Diese Verteidigungslinie war immer prekär, aus drei Gründen. Dominique Pelicot hatte erstens sein Forum im Netz „À son insu“ genannt, „ohne ihr Wissen“.

Als er die Männer ins Haus holte, trug er ihnen zweitens auf, darauf zu achten, seine Frau nicht zu wecken. Drittens hört man sie in den Videos schnarchen. In erster Instanz gab Husamettin D. zu, dass er zu Dominique Pelicot sagte, seine Frau wirke „tot“. Dennoch wollte er sich keiner Schuld bewusst sein.
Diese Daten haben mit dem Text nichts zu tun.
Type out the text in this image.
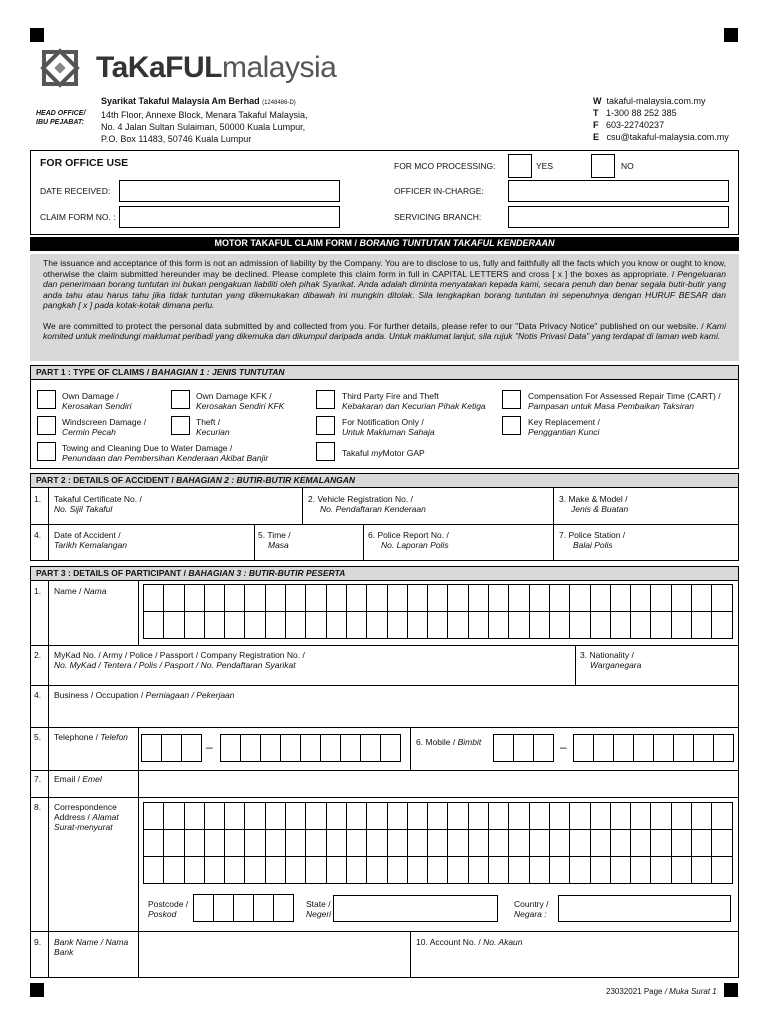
TaKaFULmalaysia
HEAD OFFICE/
IBU PEJABAT:
Syarikat Takaful Malaysia Am Berhad (1248486-D)
14th Floor, Annexe Block, Menara Takaful Malaysia,
No. 4 Jalan Sultan Sulaiman, 50000 Kuala Lumpur,
P.O. Box 11483, 50746 Kuala Lumpur
W takaful-malaysia.com.my
T 1-300 88 252 385
F 603-22740237
E csu@takaful-malaysia.com.my
FOR OFFICE USE
DATE RECEIVED:
CLAIM FORM NO. :
FOR MCO PROCESSING:	YES	NO
OFFICER IN-CHARGE:
SERVICING BRANCH:
MOTOR TAKAFUL CLAIM FORM / BORANG TUNTUTAN TAKAFUL KENDERAAN

The issuance and acceptance of this form is not an admission of liability by the Company. You are to disclose to us, fully and faithfully all the facts which you know or ought to know, otherwise the claim submitted hereunder may be declined. Please complete this claim form in full in CAPITAL LETTERS and cross [ x ] the boxes as appropriate. / Pengeluaran dan penerimaan borang tuntutan ini bukan pengakuan liabiliti oleh pihak Syarikat. Anda adalah diminta menyatakan kepada kami, secara penuh dan benar segala butir-butir yang anda tahu atau harus tahu jika tidak tuntutan yang dikemukakan dibawah ini mungkin ditolak. Sila lengkapkan borang tuntutan ini sepenuhnya dengan HURUF BESAR dan pangkah [ x ] pada kotak-kotak dimana perlu.

We are committed to protect the personal data submitted by and collected from you. For further details, please refer to our "Data Privacy Notice" published on our website. / Kami komited untuk melindungi maklumat peribadi yang dikemuka dan dikumpul daripada anda. Untuk maklumat lanjut, sila rujuk "Notis Privasi Data" yang terdapat di laman web kami.

PART 1 : TYPE OF CLAIMS / BAHAGIAN 1 : JENIS TUNTUTAN
Own Damage /
Kerosakan Sendiri
Windscreen Damage /
Cermin Pecah
Towing and Cleaning Due to Water Damage /
Penundaan dan Pembersihan Kenderaan Akibat Banjir
Own Damage KFK /
Kerosakan Sendiri KFK
Theft /
Kecurian
Third Party Fire and Theft
Kebakaran dan Kecurian Pihak Ketiga
For Notification Only /
Untuk Makluman Sahaja
Takaful myMotor GAP
Compensation For Assessed Repair Time (CART) /
Pampasan untuk Masa Pembaikan Taksiran
Key Replacement /
Penggantian Kunci
PART 2 : DETAILS OF ACCIDENT / BAHAGIAN 2 : BUTIR-BUTIR KEMALANGAN
1. Takaful Certificate No. /
No. Sijil Takaful
2. Vehicle Registration No. /
No. Pendaftaran Kenderaan
3. Make & Model /
Jenis & Buatan
4. Date of Accident /
Tarikh Kemalangan
5. Time /
Masa
6. Police Report No. /
No. Laporan Polis
7. Police Station /
Balai Polis
PART 3 : DETAILS OF PARTICIPANT / BAHAGIAN 3 : BUTIR-BUTIR PESERTA
1. Name / Nama
2. MyKad No. / Army / Police / Passport / Company Registration No. /
No. MyKad / Tentera / Polis / Pasport / No. Pendaftaran Syarikat
3. Nationality /
Warganegara
4. Business / Occupation / Perniagaan / Pekerjaan
5. Telephone / Telefon
–	6. Mobile / Bimbit	–
7. Email / Emel
8. Correspondence
Address / Alamat
Surat-menyurat
Postcode /
Poskod
State /
Negeri
Country /
Negara :
9. Bank Name / Nama
Bank
10. Account No. / No. Akaun
23032021 Page / Muka Surat 1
„Ich akzeptiere nicht, dass ich als Vergewaltiger beschrieben werde“, sagte er. „Diese Bürde lastet viel zu schwer auf mir.“

Von Gisèle Pelicot hört man, dass es ihr gut gehe. Sie lebt mit ihrem neuen Partner auf der Île de Ré, zurückgezogen. Der Mediendruck während des Prozesses in Avignon war immens gewesen, plötzlich stand die mutige Frau mitten in der Weltöffentlichkeit, bedrängt von allen Seiten.

Das Magazin  Time  nahm sie auf in ihre Liste der hundert einflussreichsten Menschen der Welt, weil sie mit ihrer Courage die öffentliche Wahrnehmung für ein breites Problem geschärft habe.
Das Magazin Time nahm sie auf in ihre Liste der hundert einflussreichsten Menschen der Welt, weil sie mit ihrer Courage die öffentliche Wahrnehmung für ein breites Problem geschärft habe. (Foto: Clement Mahoudeau/AFP)

Das Magazin Time nahm sie auf in ihre Liste der hundert einflussreichsten Menschen der Welt, weil sie mit ihrer Courage die öffentliche Wahrnehmung für ein breites Problem geschärft habe. Sie erhielt Preise, auch die Légion d’honneur, Frankreichs höchste Auszeichnung.

Alle Interviewanfragen schlug sie aus, ihre Geschichte will sie selber erzählen. Mit der Hilfe einer Journalistin schreibt Gisèle Pelicot ein Buch, ihre Memoiren, die am kommenden 17. Februar herauskommen sollen, in zwanzig Sprachen gleichzeitig. Der Titel ist schon bestimmt, im Original: „Et la joie de vivre“. In der deutschen Fassung wird es „Eine Hymne auf das Leben“ heißen.

Ihr französischer Verlag Flammarion schrieb dazu, Gisèle Pelicot wollen allen, die schwierige Zeiten durchleben, eine „Botschaft der Hoffnung“ vermitteln, ebenso wie all jenen, die sie in diesen Herbstwochen des Jahres 2024 unterstützt hätten.